Donny menyatakan, BSN terus mendorong penerapan SNI bagi alat kesehatan dan fasilitas kesehatan. “Penerapannya perlu kita support bersama-sama dengan berkolaborasi dan bersinergi dengan seluruh pihak yang terkait demi kemajuan bersama,” tutur Donny.
Jumlah jenis produk AKD dan izin edarnay tentu masih kalah jauh dibandingkan dengan jenis produk alatkesehatan luar negeri (AKL). Jenis produk AKL yang dipakai di Indonesia ada 1.556 produk, dengan jumlah izin edar mencapai 55.210. “Impor produk AKL semester pertama 2024 mencapai 456,9 juta dolar Amerika,” ungkap Putu Juli Ardika.
Produk AKD masih merupakan produk dengan teknologi level menengah. Untuk produk alat kesehatan dengan teknologi level tinggi masih harus diimpor. Perkumpulan Teknik Pelayanan Kesehatan Internasional (PTPI) memberikan bimbingan produksi.

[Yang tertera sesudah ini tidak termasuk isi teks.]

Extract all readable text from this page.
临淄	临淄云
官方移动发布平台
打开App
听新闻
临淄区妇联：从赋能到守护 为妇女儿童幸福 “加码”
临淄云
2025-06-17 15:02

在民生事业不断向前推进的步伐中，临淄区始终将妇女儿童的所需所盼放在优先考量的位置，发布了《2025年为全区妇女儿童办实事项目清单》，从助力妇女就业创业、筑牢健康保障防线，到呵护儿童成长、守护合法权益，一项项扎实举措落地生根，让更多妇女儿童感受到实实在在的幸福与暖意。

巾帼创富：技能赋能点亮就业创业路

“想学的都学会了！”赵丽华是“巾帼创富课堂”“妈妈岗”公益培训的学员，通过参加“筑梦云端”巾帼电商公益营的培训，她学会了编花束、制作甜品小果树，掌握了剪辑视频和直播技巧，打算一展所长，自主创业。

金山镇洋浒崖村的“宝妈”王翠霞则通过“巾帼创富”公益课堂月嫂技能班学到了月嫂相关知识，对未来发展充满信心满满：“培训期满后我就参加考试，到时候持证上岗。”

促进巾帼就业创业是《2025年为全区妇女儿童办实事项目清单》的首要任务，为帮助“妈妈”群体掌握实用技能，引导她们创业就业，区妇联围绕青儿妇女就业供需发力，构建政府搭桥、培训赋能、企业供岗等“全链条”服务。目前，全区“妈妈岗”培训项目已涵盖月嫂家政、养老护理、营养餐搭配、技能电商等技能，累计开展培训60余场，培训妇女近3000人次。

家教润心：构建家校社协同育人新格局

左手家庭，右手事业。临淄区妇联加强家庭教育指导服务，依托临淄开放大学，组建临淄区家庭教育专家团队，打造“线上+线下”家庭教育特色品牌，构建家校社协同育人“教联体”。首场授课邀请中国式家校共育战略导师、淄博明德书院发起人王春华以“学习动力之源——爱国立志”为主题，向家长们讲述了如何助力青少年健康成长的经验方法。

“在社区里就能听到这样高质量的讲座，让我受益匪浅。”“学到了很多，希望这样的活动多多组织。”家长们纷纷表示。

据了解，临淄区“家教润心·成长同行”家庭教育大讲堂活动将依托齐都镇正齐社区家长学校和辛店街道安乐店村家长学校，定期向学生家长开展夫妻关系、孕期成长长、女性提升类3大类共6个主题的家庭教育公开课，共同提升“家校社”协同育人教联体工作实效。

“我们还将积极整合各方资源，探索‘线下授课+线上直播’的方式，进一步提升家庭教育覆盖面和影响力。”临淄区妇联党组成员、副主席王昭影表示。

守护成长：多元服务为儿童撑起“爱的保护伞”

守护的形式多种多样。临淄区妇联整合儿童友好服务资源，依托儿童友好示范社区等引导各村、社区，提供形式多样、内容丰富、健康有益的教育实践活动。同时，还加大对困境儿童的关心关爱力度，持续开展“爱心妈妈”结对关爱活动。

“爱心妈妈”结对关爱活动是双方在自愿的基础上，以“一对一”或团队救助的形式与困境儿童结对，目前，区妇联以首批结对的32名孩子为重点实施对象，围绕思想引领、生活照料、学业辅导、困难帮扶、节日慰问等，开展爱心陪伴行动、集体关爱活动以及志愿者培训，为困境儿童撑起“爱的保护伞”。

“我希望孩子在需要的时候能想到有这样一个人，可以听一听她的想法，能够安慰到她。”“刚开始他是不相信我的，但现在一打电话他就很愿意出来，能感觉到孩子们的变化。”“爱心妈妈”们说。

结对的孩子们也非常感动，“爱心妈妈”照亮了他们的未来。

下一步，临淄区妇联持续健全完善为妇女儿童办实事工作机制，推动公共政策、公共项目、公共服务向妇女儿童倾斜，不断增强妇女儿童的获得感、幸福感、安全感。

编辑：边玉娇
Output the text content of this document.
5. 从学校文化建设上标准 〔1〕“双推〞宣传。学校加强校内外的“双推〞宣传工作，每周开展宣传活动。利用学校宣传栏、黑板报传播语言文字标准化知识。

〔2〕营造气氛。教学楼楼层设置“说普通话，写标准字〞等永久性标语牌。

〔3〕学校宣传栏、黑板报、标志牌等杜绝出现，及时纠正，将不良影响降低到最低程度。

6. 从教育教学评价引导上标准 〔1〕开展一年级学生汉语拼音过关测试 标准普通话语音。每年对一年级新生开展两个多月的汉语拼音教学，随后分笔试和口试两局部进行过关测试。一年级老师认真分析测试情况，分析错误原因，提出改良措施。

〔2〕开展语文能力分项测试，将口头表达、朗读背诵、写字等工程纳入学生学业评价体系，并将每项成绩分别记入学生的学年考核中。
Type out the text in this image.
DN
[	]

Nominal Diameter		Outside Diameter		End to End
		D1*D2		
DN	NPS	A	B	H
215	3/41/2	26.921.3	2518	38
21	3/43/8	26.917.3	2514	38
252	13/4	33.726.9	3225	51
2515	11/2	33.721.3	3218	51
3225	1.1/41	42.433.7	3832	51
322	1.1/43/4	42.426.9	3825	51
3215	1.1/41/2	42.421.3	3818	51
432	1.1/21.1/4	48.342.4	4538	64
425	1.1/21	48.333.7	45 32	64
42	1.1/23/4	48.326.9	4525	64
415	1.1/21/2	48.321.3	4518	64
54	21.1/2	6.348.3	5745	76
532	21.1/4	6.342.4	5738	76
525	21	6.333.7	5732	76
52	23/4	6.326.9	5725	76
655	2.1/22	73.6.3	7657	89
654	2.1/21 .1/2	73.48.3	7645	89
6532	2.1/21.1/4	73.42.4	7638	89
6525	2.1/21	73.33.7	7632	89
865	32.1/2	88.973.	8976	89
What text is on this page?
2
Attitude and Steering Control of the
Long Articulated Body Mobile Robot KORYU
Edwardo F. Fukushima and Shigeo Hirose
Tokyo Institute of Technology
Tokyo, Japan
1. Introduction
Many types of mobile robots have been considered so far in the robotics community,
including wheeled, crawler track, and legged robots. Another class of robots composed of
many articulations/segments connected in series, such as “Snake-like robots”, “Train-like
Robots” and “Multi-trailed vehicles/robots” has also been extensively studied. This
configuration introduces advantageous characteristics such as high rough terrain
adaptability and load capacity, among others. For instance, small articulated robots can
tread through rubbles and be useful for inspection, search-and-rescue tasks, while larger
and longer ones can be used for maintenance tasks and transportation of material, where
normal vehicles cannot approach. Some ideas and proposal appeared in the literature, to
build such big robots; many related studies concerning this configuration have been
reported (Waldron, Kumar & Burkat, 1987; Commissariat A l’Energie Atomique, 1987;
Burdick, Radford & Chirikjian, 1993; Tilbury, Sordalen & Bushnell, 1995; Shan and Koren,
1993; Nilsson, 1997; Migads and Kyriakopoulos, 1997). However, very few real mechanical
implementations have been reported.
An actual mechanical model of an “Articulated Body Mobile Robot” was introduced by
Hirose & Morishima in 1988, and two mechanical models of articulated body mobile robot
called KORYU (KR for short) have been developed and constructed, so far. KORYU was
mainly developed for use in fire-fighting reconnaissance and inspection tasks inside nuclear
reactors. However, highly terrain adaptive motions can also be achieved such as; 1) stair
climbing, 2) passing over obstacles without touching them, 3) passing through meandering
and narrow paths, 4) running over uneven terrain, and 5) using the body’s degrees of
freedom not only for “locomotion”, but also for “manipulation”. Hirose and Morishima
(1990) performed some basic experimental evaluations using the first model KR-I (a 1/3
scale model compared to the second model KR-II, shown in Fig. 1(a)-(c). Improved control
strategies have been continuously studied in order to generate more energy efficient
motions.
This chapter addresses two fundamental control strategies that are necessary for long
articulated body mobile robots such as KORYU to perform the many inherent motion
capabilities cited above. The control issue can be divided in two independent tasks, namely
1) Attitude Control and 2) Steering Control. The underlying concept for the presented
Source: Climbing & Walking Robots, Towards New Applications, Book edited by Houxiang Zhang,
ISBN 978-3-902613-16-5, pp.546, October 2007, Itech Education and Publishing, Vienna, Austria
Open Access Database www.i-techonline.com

Presiden PTPI Prof Dr Eko Supriyanto mengatakan, target produksi AKD mencapai 30 persen dari sisi kuantitas. Enam puluh persen di antaranya memenuhi kualitas SMART Hospital, yaitu Selamat, ber-Mutu, Aman, Ramah, Terjangkau.
“Sekitar 10 persen dari biaya kesehatan kita, yaitu Rp 320 triliun pada tahun 2025 sampai 2029 akan digunakan untuk pemenuhan dan pengelolaan sarana, prasarana, dan alat kesehatan di Indonesia,” ungkap Eko Supriyanto.
Eko Supriyanto mengatakan, ada tiga hal pokok dalam menjalankan SMART Hospital. Pertama, program pemeriksanaan kesehatan gratis untuk penyakit prioritas. Kedua, program penangan TBC menuju nol kasus TB pada 2030, dan ketiga, program pemenuhan fasilitas layanan kesehatan yang lengkap dan modern di seluruh kabupaten/kota di Indonesia.
Saat ini, alat kesehatan sudah menggunakan artificial intelligence (AI). “Pada awalnya pasti mahal biaya, tetapi untuk jangka panjang menjadi lebih murah,” ujar dokter Benny Purwanto MARS, direktur utama grup Rumah Sakit Keluarga Sehat Semarang, yang menjadi wakil presiden PTPI.
Pemanfaatan AI, menurut Benny Purwanto, menuntut adanya interkoneksi data medis dari berbagai rumah sakit. Saat ini ada sekitar 3.000 rumah sakit di Indonesia. Sekitar 900 merupakan rmah sakit pemerintah. Anggota PTPI ada 2.400 rumah sakit.
Dengan demikian, rumah sakit yang satu bisa memakai data medis pasien, agar tidak terjadi pengulangan tindakan yang tidak perlu. Misalnya, pasien A melakukan CT scan di RS B. Lalu ia memeriksakan ke RS C, maka RS B bisa memanfaatkan hasil CT scan pasien A di RS B jika hasil CT scan itu belum kedaluarsa. Jadi, RS C tidak perlu lagi melakukan tindakan CT scan terhadap pasien A.
“Diagnosa dengan AI lebih cepat. CT scan tidak perlu berulang-ulang, bisa gunakan data terakhir dari RS lain,” kata Benny Purwanto.